Note: This is an operating system change. Please consult Microsoft documentation should there be any questions. Also, ensure that any applicable testing is conducted to ensure no negative results with third party applications.

  1. On the client computer, log on to Windows as the user that will run WODC.
  2. In the Windows registry on the client computer, do one of the following:
    • If the user account that runs WODC is part of the local administrators group, go to HKEY_USERS\S-1-5-18\Software\Microsoft\Windows\CurrentVersion\Internet Settings, and set the SecureProtocols value to 0xa8.
    • If the user account that runs WODC is not part of the local administrators group, go to HKEY_CURRENT_USER\Software\Microsoft\Windows\CurrentVersion\Internet Settings, and set the SecureProtocols value to 0xa8.

 

Mitigation: Secure the communication between SEPM Remote Management Application (RMM) and SEP clients

If you do not use the RMM feature, you can disable the RMM port.

Note: Once SSL 3.0 is disabled for RMM web service ports, any client that uses this service will have to use TLS to connect. If the client does not support TLS, the connection to RMM web service will fail.

  1. In a text editor, open the following file:

    C:\Program Files\Symantec\Symantec Endpoint Protection Manager\tomcat\conf\server.xml
     
  2. In the <Connector> section for port 8446, after the line sslProtocol="TLS", add the following line:

    sslEnabledProtocols="TLSv1,TLSv1.1,TLSv1.2"

    Note: 8446 is the default port used for SEPM RMM communication. If you have configured the port, this value might be different Check your configuration settings to see the actual value.

  3. Restart the Symantec Endpoint Protection Manager service.

If at any time you upgrade SEPM to a 12.1 version that is older than RU5, follow the steps in this document again.

Mitigation: Disable web services for Symantec Protection Center (SPC)

Disable web services for SPC. SEPM port 8444 is used for SPC communication. This port has hard-coded support for SSLv3.

Disabling web services may impact the function of SPC.

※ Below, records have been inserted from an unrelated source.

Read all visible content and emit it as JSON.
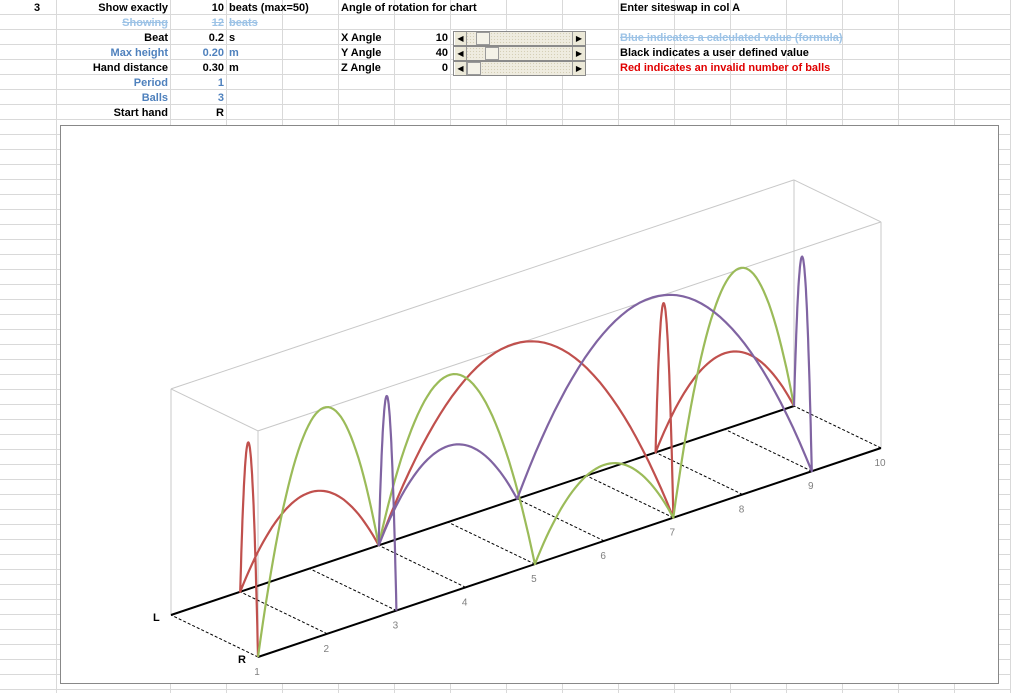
{
  "params": {
    "siteswap_cell": "3",
    "show_exactly": {
      "label": "Show exactly",
      "value": "10",
      "unit": "beats (max=50)"
    },
    "showing": {
      "label": "Showing",
      "value": "12",
      "unit": "beats"
    },
    "beat": {
      "label": "Beat",
      "value": "0.2",
      "unit": "s"
    },
    "max_height": {
      "label": "Max height",
      "value": "0.20",
      "unit": "m"
    },
    "hand_distance": {
      "label": "Hand distance",
      "value": "0.30",
      "unit": "m"
    },
    "period": {
      "label": "Period",
      "value": "1"
    },
    "balls": {
      "label": "Balls",
      "value": "3"
    },
    "start_hand": {
      "label": "Start hand",
      "value": "R"
    }
  },
  "rotation": {
    "title": "Angle of rotation for chart",
    "x": {
      "label": "X Angle",
      "value": "10",
      "level": 0.1
    },
    "y": {
      "label": "Y Angle",
      "value": "40",
      "level": 0.2
    },
    "z": {
      "label": "Z Angle",
      "value": "0",
      "level": 0
    }
  },
  "legend": {
    "instruction": "Enter siteswap in col A",
    "blue": "Blue indicates a calculated value (formula)",
    "black": "Black indicates a user defined value",
    "red": "Red indicates an invalid number of balls"
  },
  "icons": {
    "scroll_left": "arrow-left-icon",
    "scroll_right": "arrow-right-icon"
  },
  "colors": {
    "calculated": "#4f81bd",
    "invalid": "#e00000",
    "ball_red": "#c0504d",
    "ball_green": "#9bbb59",
    "ball_purple": "#8064a2"
  },
  "chart_data": {
    "type": "line",
    "view": "3d",
    "hands": {
      "left": "L",
      "right": "R"
    },
    "x_ticks": [
      "1",
      "2",
      "3",
      "4",
      "5",
      "6",
      "7",
      "8",
      "9",
      "10"
    ],
    "beat_time_s": 0.2,
    "max_height_m": 0.2,
    "hand_distance_m": 0.3,
    "series": [
      {
        "color": "#c0504d",
        "throws": [
          {
            "from": 1,
            "to": 2,
            "height": 0.19
          },
          {
            "from": 2,
            "to": 4,
            "height": 0.08
          },
          {
            "from": 4,
            "to": 7,
            "height": 0.2
          },
          {
            "from": 7,
            "to": 8,
            "height": 0.19
          },
          {
            "from": 8,
            "to": 10,
            "height": 0.08
          }
        ]
      },
      {
        "color": "#9bbb59",
        "throws": [
          {
            "from": 1,
            "to": 4,
            "height": 0.2
          },
          {
            "from": 4,
            "to": 5,
            "height": 0.19
          },
          {
            "from": 5,
            "to": 7,
            "height": 0.08
          },
          {
            "from": 7,
            "to": 10,
            "height": 0.2
          }
        ]
      },
      {
        "color": "#8064a2",
        "throws": [
          {
            "from": 3,
            "to": 4,
            "height": 0.19
          },
          {
            "from": 4,
            "to": 6,
            "height": 0.08
          },
          {
            "from": 6,
            "to": 9,
            "height": 0.2
          },
          {
            "from": 9,
            "to": 10,
            "height": 0.19
          }
        ]
      }
    ]
  }
}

Mitigation: Secure LiveUpdate Administrator communications

 If LiveUpdate Administrator is installed, disable SSL communications.

Disable SSL

  1. In the LiveUpdate Administrator installation folder, go to \tomcat\conf\.
  2. Open server.xml in a text editor.
  3. Find the line that begins with:

    <Connector port="7073" maxHttpHeaderSize="8192" clientAuth="false" SSLEnabled="true" keystoreFile="../jre/bin/server-cert.ssl" ...
     
  4. Change

    sslProtocol="TLS"

    to

    sslEnabledProtocols = "TLSv1,TLSv1.1,TLSv1.2"
     
  5. Save and close server.xml.
  6. Restart the Tomcat services.

Poodle variant CVE 2014-8730

 Symantec Endpoint Protection is not affected by the Poodle variant CVE 2014-8730.